In the expansion of Christianity in that period there seems to have been no idea of making the Church indigenous. On the other hand, everything seems to have been done to emphasize its Greek character. Harnack says, “There are no pre-Mohammed translations of the Bible into Arabic, and that is strong proof that Christianity has not found any footing at all among the Arabs in early times.” Bell, too, tells us in The Origin of Islam in its Christian Environment (page 17) that “the language of Christianity in the East was Aramaic or Syriac and there is no evidence of a Christian Church using Arabic in its services.” [...]
It is significant that Mohammed supplied for the Arabs just those elements which, if they had been provided by Christianity at an earlier date, would have made the Church a national, indigenous body with its own Arab expression.
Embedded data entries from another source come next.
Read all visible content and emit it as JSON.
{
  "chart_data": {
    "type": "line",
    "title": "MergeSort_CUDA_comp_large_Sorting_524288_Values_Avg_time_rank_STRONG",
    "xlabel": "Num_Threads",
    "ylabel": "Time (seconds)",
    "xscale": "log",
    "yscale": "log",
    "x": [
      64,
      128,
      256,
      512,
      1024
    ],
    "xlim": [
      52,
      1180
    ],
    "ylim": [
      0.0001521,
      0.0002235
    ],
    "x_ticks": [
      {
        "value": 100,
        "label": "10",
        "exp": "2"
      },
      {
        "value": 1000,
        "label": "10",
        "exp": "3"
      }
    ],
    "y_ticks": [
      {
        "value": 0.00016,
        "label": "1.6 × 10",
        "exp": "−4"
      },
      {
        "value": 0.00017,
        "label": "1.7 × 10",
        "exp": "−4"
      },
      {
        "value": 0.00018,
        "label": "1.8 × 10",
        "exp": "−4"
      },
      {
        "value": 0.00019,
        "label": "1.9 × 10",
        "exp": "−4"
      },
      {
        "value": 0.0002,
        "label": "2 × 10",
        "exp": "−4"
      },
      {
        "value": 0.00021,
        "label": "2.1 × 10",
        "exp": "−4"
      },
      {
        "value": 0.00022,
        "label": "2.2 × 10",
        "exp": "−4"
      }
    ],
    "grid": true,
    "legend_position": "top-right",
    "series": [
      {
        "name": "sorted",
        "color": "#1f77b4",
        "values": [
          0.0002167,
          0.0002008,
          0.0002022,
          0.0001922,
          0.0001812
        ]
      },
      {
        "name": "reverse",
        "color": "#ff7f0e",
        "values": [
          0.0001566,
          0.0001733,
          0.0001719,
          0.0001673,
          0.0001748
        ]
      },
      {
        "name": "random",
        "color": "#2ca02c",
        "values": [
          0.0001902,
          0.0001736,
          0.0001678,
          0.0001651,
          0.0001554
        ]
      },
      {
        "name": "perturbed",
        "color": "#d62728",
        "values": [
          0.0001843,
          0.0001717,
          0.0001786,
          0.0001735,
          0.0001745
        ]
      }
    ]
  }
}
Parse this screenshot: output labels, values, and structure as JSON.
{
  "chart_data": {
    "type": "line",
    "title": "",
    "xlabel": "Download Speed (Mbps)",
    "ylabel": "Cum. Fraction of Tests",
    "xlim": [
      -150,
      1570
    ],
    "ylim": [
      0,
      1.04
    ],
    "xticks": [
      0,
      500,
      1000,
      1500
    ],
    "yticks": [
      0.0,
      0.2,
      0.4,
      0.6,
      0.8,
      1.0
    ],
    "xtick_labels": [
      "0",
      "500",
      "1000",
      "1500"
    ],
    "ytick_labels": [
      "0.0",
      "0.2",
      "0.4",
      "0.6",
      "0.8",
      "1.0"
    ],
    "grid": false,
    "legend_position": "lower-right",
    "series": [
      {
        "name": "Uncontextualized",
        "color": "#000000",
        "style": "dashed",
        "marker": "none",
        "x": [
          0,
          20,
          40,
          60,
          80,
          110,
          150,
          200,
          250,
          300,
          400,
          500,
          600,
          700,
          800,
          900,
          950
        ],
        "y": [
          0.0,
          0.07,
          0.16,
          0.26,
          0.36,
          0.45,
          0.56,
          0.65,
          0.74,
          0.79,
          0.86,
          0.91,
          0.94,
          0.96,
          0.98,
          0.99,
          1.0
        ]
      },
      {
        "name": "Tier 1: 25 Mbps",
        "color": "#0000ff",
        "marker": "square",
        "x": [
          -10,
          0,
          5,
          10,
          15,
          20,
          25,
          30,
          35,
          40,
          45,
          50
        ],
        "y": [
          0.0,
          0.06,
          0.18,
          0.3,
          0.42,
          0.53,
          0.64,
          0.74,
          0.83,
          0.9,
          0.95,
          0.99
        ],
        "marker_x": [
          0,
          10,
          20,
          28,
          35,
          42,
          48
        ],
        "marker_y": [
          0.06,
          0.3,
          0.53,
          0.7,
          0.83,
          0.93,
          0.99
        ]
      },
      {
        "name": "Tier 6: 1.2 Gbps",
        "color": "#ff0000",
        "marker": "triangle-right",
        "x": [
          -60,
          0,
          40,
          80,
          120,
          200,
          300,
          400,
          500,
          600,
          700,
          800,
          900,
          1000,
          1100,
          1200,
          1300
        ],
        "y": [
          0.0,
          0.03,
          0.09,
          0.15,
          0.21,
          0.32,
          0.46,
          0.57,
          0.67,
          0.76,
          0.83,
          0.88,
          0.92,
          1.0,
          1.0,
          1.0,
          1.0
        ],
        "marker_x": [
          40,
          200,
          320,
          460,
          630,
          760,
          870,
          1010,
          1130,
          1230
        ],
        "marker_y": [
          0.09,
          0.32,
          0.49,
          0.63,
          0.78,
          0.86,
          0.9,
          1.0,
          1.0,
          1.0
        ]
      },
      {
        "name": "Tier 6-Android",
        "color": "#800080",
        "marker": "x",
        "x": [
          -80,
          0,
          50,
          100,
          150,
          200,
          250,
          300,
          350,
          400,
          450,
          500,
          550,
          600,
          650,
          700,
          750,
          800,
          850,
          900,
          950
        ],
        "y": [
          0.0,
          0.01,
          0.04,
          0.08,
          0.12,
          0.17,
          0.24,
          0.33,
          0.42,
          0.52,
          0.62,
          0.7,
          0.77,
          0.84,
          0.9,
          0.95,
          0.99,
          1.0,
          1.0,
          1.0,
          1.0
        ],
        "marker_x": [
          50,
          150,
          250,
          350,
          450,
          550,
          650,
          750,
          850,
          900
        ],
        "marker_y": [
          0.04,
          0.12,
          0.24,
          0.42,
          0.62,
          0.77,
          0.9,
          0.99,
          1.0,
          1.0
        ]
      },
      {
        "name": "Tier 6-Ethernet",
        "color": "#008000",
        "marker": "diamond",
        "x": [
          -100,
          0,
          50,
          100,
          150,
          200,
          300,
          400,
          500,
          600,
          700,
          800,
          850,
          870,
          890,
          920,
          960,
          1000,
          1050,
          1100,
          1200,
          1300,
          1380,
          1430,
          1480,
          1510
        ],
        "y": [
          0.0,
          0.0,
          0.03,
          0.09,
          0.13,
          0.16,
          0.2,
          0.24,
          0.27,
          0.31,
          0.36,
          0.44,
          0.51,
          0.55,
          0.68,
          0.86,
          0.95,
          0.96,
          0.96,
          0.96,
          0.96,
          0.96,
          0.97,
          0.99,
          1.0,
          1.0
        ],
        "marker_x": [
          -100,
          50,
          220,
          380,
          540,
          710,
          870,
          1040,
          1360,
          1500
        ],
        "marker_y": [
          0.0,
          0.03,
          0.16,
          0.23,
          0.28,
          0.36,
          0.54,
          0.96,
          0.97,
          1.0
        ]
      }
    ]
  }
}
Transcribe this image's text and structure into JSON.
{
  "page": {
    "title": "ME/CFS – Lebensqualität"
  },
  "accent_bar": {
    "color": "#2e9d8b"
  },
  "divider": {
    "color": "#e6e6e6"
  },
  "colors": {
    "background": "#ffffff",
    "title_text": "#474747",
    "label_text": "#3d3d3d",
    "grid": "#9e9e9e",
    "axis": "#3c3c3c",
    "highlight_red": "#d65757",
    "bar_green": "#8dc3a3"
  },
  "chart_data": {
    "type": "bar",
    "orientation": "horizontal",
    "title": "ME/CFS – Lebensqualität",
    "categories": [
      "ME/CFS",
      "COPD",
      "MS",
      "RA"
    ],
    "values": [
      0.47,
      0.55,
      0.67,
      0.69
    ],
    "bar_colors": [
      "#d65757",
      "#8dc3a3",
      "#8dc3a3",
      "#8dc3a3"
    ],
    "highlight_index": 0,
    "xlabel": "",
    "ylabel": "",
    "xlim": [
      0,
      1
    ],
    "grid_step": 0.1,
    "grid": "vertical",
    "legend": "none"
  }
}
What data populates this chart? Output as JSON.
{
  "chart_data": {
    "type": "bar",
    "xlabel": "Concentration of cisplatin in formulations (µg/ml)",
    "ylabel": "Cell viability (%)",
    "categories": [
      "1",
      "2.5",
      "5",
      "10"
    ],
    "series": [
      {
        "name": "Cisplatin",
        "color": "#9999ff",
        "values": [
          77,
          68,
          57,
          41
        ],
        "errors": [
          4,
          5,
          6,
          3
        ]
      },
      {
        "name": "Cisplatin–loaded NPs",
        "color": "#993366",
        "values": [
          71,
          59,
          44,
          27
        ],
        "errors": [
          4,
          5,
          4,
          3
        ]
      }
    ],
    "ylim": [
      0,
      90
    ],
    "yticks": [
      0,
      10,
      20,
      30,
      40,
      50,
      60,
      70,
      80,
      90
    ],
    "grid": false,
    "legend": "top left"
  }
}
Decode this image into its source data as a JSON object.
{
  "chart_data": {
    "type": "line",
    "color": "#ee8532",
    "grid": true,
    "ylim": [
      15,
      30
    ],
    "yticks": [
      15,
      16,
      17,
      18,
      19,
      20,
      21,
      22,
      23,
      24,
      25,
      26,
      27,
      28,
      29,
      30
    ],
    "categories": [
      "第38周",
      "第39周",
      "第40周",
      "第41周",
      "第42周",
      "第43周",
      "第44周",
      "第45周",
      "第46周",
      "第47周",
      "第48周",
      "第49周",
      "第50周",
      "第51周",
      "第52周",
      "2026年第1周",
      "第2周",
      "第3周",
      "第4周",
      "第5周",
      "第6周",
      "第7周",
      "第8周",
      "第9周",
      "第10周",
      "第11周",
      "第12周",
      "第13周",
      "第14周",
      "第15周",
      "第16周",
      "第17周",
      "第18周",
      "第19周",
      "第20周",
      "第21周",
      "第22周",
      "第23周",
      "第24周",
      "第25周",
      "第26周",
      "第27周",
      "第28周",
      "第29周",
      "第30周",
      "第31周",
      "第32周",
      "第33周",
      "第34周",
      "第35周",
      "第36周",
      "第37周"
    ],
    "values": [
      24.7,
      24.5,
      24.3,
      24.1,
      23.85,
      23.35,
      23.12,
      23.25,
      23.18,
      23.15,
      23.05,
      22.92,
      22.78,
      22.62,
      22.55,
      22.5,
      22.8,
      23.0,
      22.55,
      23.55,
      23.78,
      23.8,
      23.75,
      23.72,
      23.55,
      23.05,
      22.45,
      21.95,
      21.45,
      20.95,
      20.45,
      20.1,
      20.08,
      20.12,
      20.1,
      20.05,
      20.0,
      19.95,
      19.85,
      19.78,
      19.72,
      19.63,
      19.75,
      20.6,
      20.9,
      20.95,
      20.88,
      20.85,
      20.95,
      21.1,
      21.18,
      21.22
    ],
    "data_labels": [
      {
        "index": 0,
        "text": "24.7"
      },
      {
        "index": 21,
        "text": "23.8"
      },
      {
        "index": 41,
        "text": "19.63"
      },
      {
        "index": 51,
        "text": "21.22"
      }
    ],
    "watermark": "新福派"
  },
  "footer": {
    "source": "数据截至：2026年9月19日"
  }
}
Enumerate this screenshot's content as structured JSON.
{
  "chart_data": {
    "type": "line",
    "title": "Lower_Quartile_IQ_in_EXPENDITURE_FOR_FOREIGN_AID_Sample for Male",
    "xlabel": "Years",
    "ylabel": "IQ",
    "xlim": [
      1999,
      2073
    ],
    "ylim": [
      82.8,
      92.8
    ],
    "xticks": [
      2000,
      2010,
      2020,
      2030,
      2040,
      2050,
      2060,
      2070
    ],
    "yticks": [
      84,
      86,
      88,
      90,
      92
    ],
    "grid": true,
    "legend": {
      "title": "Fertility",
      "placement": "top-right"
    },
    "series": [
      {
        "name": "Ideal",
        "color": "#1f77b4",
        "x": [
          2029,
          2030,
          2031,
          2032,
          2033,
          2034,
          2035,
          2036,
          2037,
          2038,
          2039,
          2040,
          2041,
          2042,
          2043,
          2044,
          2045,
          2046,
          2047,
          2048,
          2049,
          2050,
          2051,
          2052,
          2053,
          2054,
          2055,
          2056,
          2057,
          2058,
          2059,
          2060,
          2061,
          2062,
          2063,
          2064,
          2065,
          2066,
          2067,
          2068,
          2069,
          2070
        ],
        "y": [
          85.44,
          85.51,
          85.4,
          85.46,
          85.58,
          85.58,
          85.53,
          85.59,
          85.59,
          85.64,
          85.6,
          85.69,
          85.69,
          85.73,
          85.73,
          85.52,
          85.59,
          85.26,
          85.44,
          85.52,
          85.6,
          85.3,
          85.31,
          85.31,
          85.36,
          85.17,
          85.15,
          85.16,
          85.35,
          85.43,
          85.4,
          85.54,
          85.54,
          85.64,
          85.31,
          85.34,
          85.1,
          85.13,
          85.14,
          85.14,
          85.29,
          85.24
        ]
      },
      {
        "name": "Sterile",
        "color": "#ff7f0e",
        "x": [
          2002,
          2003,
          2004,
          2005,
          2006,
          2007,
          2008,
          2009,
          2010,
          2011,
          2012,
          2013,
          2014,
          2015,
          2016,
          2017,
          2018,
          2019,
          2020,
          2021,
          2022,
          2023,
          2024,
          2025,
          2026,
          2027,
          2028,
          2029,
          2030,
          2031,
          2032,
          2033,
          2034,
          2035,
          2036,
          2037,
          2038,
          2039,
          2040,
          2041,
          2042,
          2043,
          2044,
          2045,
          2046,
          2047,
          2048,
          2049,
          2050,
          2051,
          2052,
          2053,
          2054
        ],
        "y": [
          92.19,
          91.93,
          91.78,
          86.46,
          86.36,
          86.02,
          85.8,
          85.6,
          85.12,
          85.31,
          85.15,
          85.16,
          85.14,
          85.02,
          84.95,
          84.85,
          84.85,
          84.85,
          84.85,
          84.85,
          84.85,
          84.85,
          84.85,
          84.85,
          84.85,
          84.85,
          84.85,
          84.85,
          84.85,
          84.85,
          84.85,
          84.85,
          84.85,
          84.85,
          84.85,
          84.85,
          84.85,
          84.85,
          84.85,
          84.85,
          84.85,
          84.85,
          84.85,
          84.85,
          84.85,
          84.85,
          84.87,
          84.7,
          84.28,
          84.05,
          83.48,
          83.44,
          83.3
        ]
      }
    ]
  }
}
He gave them a book in their own tongue, and composed in a style that was beloved by all Arabs. They were illiterate, but they would listen for hours together to recitals of stories mainly taken from the Bible, stories spoken not in dull prose but in a rhythm that has a peculiar charm for all who know the language. He presented religion to them as a great adventure, and he centered their faith in the simple dogma of the unity of God. He attracted his followers to himself and made Islam a matter of personal loyalty and allegiance. Every Arab who became a Mohammedan felt that the Prophet belonged to him. He was a son of the desert. He lived their life and understood their point of view. While they had refused to give up their idols and their pagan customs for the Christian appeal, they readily accepted Islam. To them one faith was foreign and the symbol of a foreign power, the other was indigenous and offered security and independence.
“Had Christianity produced a deep impression upon Arabia it would no doubt have burst through the conventions which confined poetry to the subject and temper of the old desert life, or at least have produced a religious literature of its own. But it was left to Islam to bring that impulse, if indeed Islam did convey it to the Arabs of the desert.” (Bell, p, 50.)
It is doubtful indeed whether the Scriptures were ever translated into any of the North African vernaculars.
When Constantine the Great gave his patronage to Christianity and made the Christian faith a factor in State policy, he was laying the foundations for the collapse of Christianity four centuries later through an invading Moslem army.
[Early] Islam to many was a lay movement and appeared very much like a simplified and reformed Christianity.